Millers, the term we use for all kinds of small moths, have been serious pests this summer in my neck of the woods. They've been breeding like rabbits in our minivan. Of course, the minivan is filled with a cornucopia of Miller staples. On the floors and in the cup holders are old sweets, baked goods, cheeseburgers, spilled juices and milks - just about anything you can feed children (or Millers) in a vehicle, if you are apt to do so. And we are.
One thing that amazes me about the Millers is their tolerance of heat. You'd think they'd die in the sheer intensity of the midday sun, but they scoff at it. They dance along the roof of the van and wait it out, breed it out at Club Minivan. I don't even keep the windows down for them - I deliberately neglect them, but they don't die.
Also, I've eaten three Millers this summer, to date. I just breathed in and choked on their immovable, furry dryness. One morning on the way to church I inhaled one and nearly started a barf-a-rama with the fam-in-the-van. I couldn't get the feel of the freaking thing out of my throat.

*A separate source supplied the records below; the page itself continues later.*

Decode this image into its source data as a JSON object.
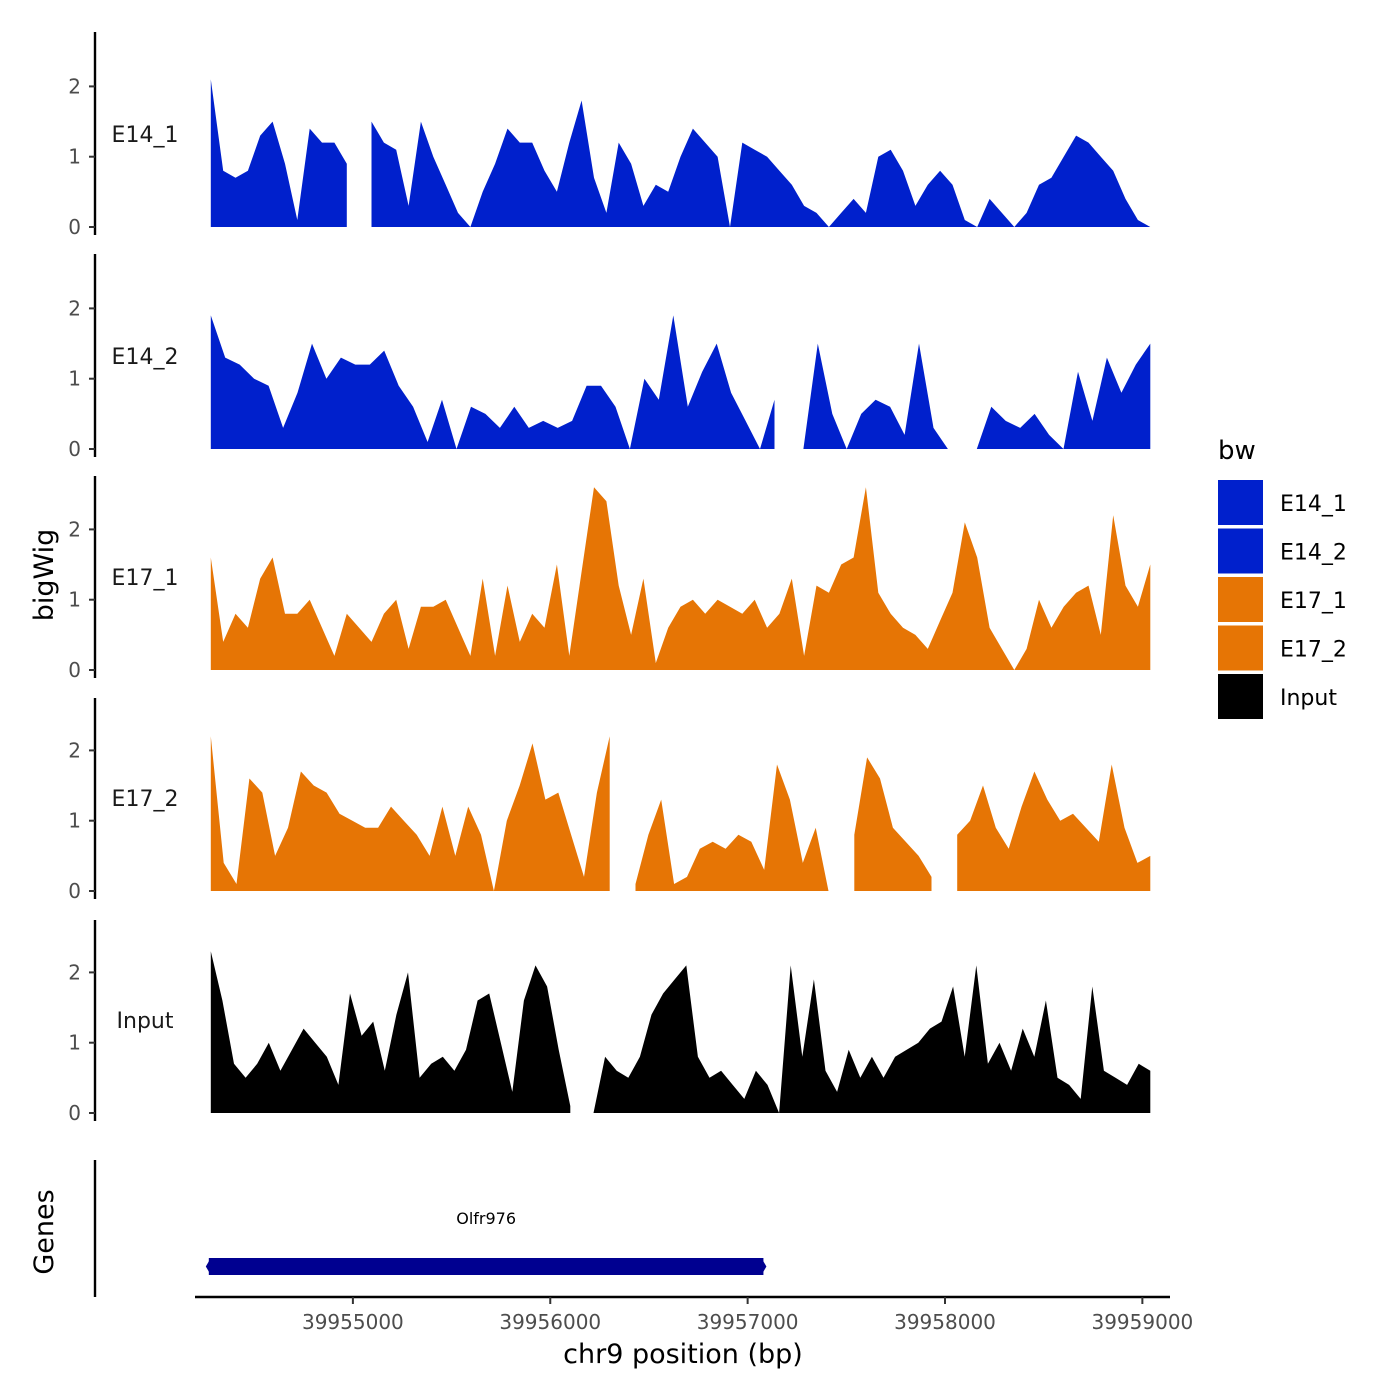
{
  "chart_data": {
    "type": "area",
    "title": "",
    "xlabel": "chr9 position (bp)",
    "ylabel": "bigWig",
    "genes_label": "Genes",
    "xlim": [
      39954200,
      39959140
    ],
    "ylim": [
      0,
      2.8
    ],
    "x_ticks": [
      39955000,
      39956000,
      39957000,
      39958000,
      39959000
    ],
    "x_tick_labels": [
      "39955000",
      "39956000",
      "39957000",
      "39958000",
      "39959000"
    ],
    "y_ticks": [
      0,
      1,
      2
    ],
    "y_tick_labels": [
      "0",
      "1",
      "2"
    ],
    "grid": false,
    "legend": {
      "title": "bw",
      "placement": "right",
      "entries": [
        {
          "name": "E14_1",
          "color": "#0020CC"
        },
        {
          "name": "E14_2",
          "color": "#0020CC"
        },
        {
          "name": "E17_1",
          "color": "#E67505"
        },
        {
          "name": "E17_2",
          "color": "#E67505"
        },
        {
          "name": "Input",
          "color": "#000000"
        }
      ]
    },
    "series": [
      {
        "name": "E14_1",
        "color": "#0020CC",
        "x_start": 39954280,
        "x_end": 39959040,
        "values": [
          2.1,
          0.8,
          0.7,
          0.8,
          1.3,
          1.5,
          0.9,
          0.1,
          1.4,
          1.2,
          1.2,
          0.9,
          null,
          1.5,
          1.2,
          1.1,
          0.3,
          1.5,
          1.0,
          0.6,
          0.2,
          0.0,
          0.5,
          0.9,
          1.4,
          1.2,
          1.2,
          0.8,
          0.5,
          1.2,
          1.8,
          0.7,
          0.2,
          1.2,
          0.9,
          0.3,
          0.6,
          0.5,
          1.0,
          1.4,
          1.2,
          1.0,
          0.0,
          1.2,
          1.1,
          1.0,
          0.8,
          0.6,
          0.3,
          0.2,
          0.0,
          0.2,
          0.4,
          0.2,
          1.0,
          1.1,
          0.8,
          0.3,
          0.6,
          0.8,
          0.6,
          0.1,
          0.0,
          0.4,
          0.2,
          0.0,
          0.2,
          0.6,
          0.7,
          1.0,
          1.3,
          1.2,
          1.0,
          0.8,
          0.4,
          0.1,
          0.0
        ]
      },
      {
        "name": "E14_2",
        "color": "#0020CC",
        "x_start": 39954280,
        "x_end": 39959040,
        "values": [
          1.9,
          1.3,
          1.2,
          1.0,
          0.9,
          0.3,
          0.8,
          1.5,
          1.0,
          1.3,
          1.2,
          1.2,
          1.4,
          0.9,
          0.6,
          0.1,
          0.7,
          0.0,
          0.6,
          0.5,
          0.3,
          0.6,
          0.3,
          0.4,
          0.3,
          0.4,
          0.9,
          0.9,
          0.6,
          0.0,
          1.0,
          0.7,
          1.9,
          0.6,
          1.1,
          1.5,
          0.8,
          0.4,
          0.0,
          0.7,
          null,
          0.0,
          1.5,
          0.5,
          0.0,
          0.5,
          0.7,
          0.6,
          0.2,
          1.5,
          0.3,
          0.0,
          null,
          0.0,
          0.6,
          0.4,
          0.3,
          0.5,
          0.2,
          0.0,
          1.1,
          0.4,
          1.3,
          0.8,
          1.2,
          1.5
        ]
      },
      {
        "name": "E17_1",
        "color": "#E67505",
        "x_start": 39954280,
        "x_end": 39959040,
        "values": [
          1.6,
          0.4,
          0.8,
          0.6,
          1.3,
          1.6,
          0.8,
          0.8,
          1.0,
          0.6,
          0.2,
          0.8,
          0.6,
          0.4,
          0.8,
          1.0,
          0.3,
          0.9,
          0.9,
          1.0,
          0.6,
          0.2,
          1.3,
          0.2,
          1.2,
          0.4,
          0.8,
          0.6,
          1.5,
          0.2,
          1.4,
          2.6,
          2.4,
          1.2,
          0.5,
          1.3,
          0.1,
          0.6,
          0.9,
          1.0,
          0.8,
          1.0,
          0.9,
          0.8,
          1.0,
          0.6,
          0.8,
          1.3,
          0.2,
          1.2,
          1.1,
          1.5,
          1.6,
          2.6,
          1.1,
          0.8,
          0.6,
          0.5,
          0.3,
          0.7,
          1.1,
          2.1,
          1.6,
          0.6,
          0.3,
          0.0,
          0.3,
          1.0,
          0.6,
          0.9,
          1.1,
          1.2,
          0.5,
          2.2,
          1.2,
          0.9,
          1.5
        ]
      },
      {
        "name": "E17_2",
        "color": "#E67505",
        "x_start": 39954280,
        "x_end": 39959040,
        "values": [
          2.2,
          0.4,
          0.1,
          1.6,
          1.4,
          0.5,
          0.9,
          1.7,
          1.5,
          1.4,
          1.1,
          1.0,
          0.9,
          0.9,
          1.2,
          1.0,
          0.8,
          0.5,
          1.2,
          0.5,
          1.2,
          0.8,
          0.0,
          1.0,
          1.5,
          2.1,
          1.3,
          1.4,
          0.8,
          0.2,
          1.4,
          2.2,
          null,
          0.1,
          0.8,
          1.3,
          0.1,
          0.2,
          0.6,
          0.7,
          0.6,
          0.8,
          0.7,
          0.3,
          1.8,
          1.3,
          0.4,
          0.9,
          0.0,
          null,
          0.8,
          1.9,
          1.6,
          0.9,
          0.7,
          0.5,
          0.2,
          null,
          0.8,
          1.0,
          1.5,
          0.9,
          0.6,
          1.2,
          1.7,
          1.3,
          1.0,
          1.1,
          0.9,
          0.7,
          1.8,
          0.9,
          0.4,
          0.5
        ]
      },
      {
        "name": "Input",
        "color": "#000000",
        "x_start": 39954280,
        "x_end": 39959040,
        "values": [
          2.3,
          1.6,
          0.7,
          0.5,
          0.7,
          1.0,
          0.6,
          0.9,
          1.2,
          1.0,
          0.8,
          0.4,
          1.7,
          1.1,
          1.3,
          0.6,
          1.4,
          2.0,
          0.5,
          0.7,
          0.8,
          0.6,
          0.9,
          1.6,
          1.7,
          1.0,
          0.3,
          1.6,
          2.1,
          1.8,
          0.9,
          0.1,
          null,
          0.0,
          0.8,
          0.6,
          0.5,
          0.8,
          1.4,
          1.7,
          1.9,
          2.1,
          0.8,
          0.5,
          0.6,
          0.4,
          0.2,
          0.6,
          0.4,
          0.0,
          2.1,
          0.8,
          1.9,
          0.6,
          0.3,
          0.9,
          0.5,
          0.8,
          0.5,
          0.8,
          0.9,
          1.0,
          1.2,
          1.3,
          1.8,
          0.8,
          2.1,
          0.7,
          1.0,
          0.6,
          1.2,
          0.8,
          1.6,
          0.5,
          0.4,
          0.2,
          1.8,
          0.6,
          0.5,
          0.4,
          0.7,
          0.6
        ]
      }
    ],
    "genes": [
      {
        "name": "Olfr976",
        "start": 39954270,
        "end": 39957080,
        "color": "#000090"
      }
    ]
  }
}
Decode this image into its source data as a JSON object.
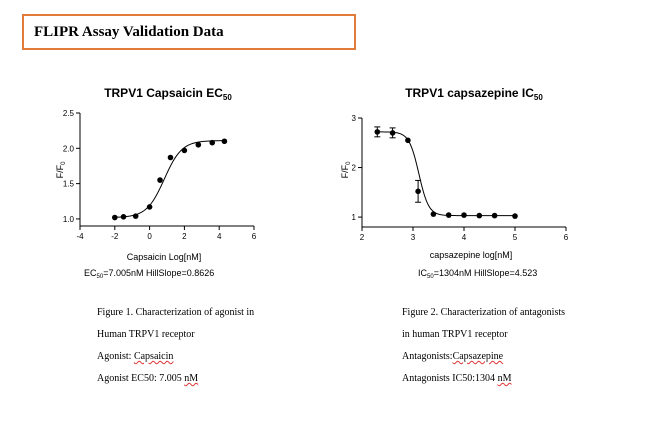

There is one bothering me even now, drawn to the grace and genius of my writing. I can hardly pick it off my display because it's so small and I have no fingernails worth mentioning - not that I want fingernails worth mentioning, because I don't. I'm just saying. When I do get it off, it flies right back on to this mysterious, monolithic Miller-beacon. (I hear the Space-Odyssean drums and I wait for it to take up a small Miller exoskeleton and begin to bludgeon another, dumber Miller - but it doesn't happen. It may be it just needs more time.) Perhaps it just wants me to kill it. Perhaps it's pleading with me in its vigorous little Miller language-dance: Squash me! Eat me! Kill me! I feel obliged, but I just don't like killing things - not even Millers.